O caso aconteceu em 2020 e da análise feita pela EARHVD há falhas em vários pontos do processo, desde a análise de risco feita pela Guarda Nacional Republicana (GNR), aos cuidados de saúde, mas também no que diz respeito ao acompanhamento feito pela Comissão de Proteção de Crianças e Jovens competente.

A EARHVD diz mesmo que relativamente a esta criança houve “desconsideração no decurso do processo criminal”, apontando que, apesar de estar com a mãe num momento em que a mulher foi violentamente agredida pelo marido e de, por isso, ter ficado “assustada e transtornada”, a criança não foi considerada vítima de violência doméstica.

“Esta criança, com 9 anos de idade, não foi identificada como vítima do crime de violência doméstica, não foi avaliado o risco que corria de poder vir a sofrer novos maus tratos, não foi tomada qualquer medida para a proteger no decurso do processo criminal”, lê-se no relatório.

Relativamente à atuação da Comissão de Proteção de Crianças e Jovens (CPCJ), a equipa refere que todos os contactos foram feitos na presença de mãe, pai e filho, “ignorando-se o contexto de violência doméstica que determinara a necessidade de intervenção protetiva”, nunca tendo sido nenhum deles ouvido individualmente, nomeadamente a criança.

Na análise da EARHVD, esta atuação foi “claramente desadequada”, criou maior fragilidade para a mãe e voltou a expor a criança ao conflito entre os pais.

“A Comissão de Proteção não conseguiu identificar e caracterizar a situação grave de perigo em que esta criança se encontrava, não percecionou a agudização do conflito familiar em que estava envolvida, não a tratou realmente como um autónomo sujeito de direitos e não se mostrou habilitada a definir uma linha de rumo capaz de garantir a sua proteção e promoção do desenvolvimento”, refere a equipa.

Acrescenta que até ao dia do assassinato da mãe, não houve qualquer contacto entre a CPCJ e o Ministério Público, nem sequer para a necessidade de regulação dos poderes parentais, o que leva a EARHVD a afirmar que “a ação protetiva foi insuficiente e inadequada para alcançar o objetivo de promover os direitos da criança e por termo à situação que estava a afetar a sua saúde, educação e desenvolvimento”.

No que diz respeito à atuação da GNR e respetiva elaboração da avaliação de risco – foram feitas quatro, três das quais de risco baixo – a EARHVD refere que “foi cumprido um procedimento burocrático, mas não efetuada uma avaliação de risco com o comprometimento na procura ativa de informação”.

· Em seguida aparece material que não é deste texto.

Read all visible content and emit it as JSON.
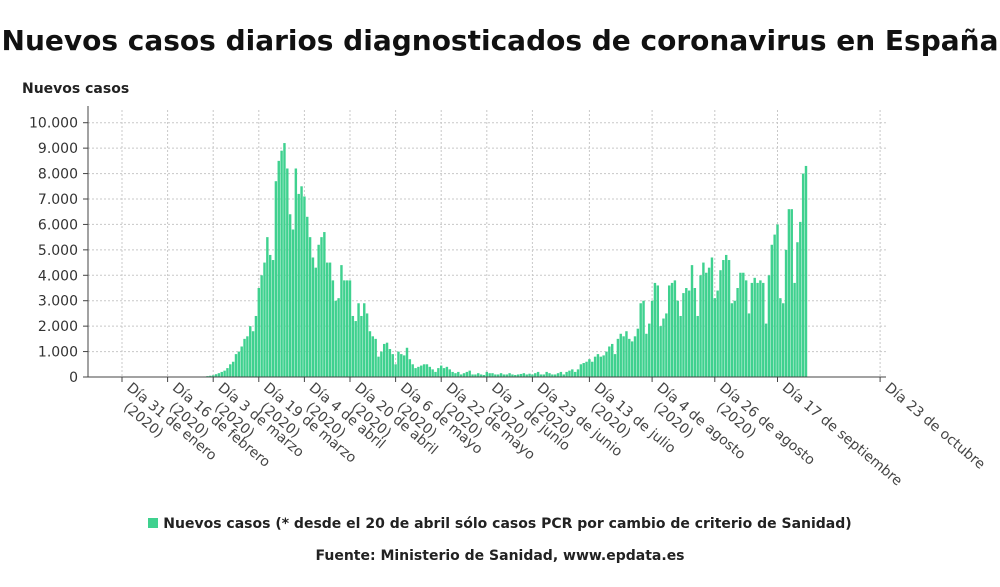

“Na avaliação do risco não foi tomada em consideração toda a informação existente em cada momento, mesmo aquela que já constava das avaliações de risco anteriores, os fatores assinalados foram-se alterando de acordo com as oscilações na estabilidade e na perceção do risco pela vítima, única fonte de informação”, lê-se no relatório, acrescentando que nas últimas duas avaliações devia-se ter concluído pelo nível elevado de risco.

Relativamente à assistência às vítimas, “apesar do apelo para uma vigilância muito próxima da vítima pela GNR, de afirmar que havia um perigo efetivo de que ele [o agressor] pudesse continuar a ofender física e psicologicamente”, o Ministério Público “paradoxalmente, manteve sempre a posição, não suportada nos elementos constantes do inquérito, de que era suficiente o termo de identidade e residência”.

No que diz respeito à área da saúde, apesar de haver registo de necessidade de assistência por lesões em 2018, não foi feita qualquer comunicação à Equipa para a Prevenção da Violência em Adultos (EPVA), resposta estruturada e formalizada nos serviços de saúde.

“A ação desenvolvida limitou-se ao tratamento sintomático, ao tratamento de lesões físicas e à medicação para a registada ‘perturbação depressiva’, apesar de a informação existente, pelo menos desde 12-09-2019, indiciar a também registada ‘situação complicada’ nas relações” entre vítima e agressor.

O relatório acrescenta ainda que a equipa de saúde familiar, apesar de ter feito consultas individuais a todos os membros da família, “não efetuou uma avaliação global e das relações existentes”, nem encaminhou a criança para o Núcleo de Apoio às Crianças e Jovens em Risco ou a mãe para a EPVA do centro de saúde.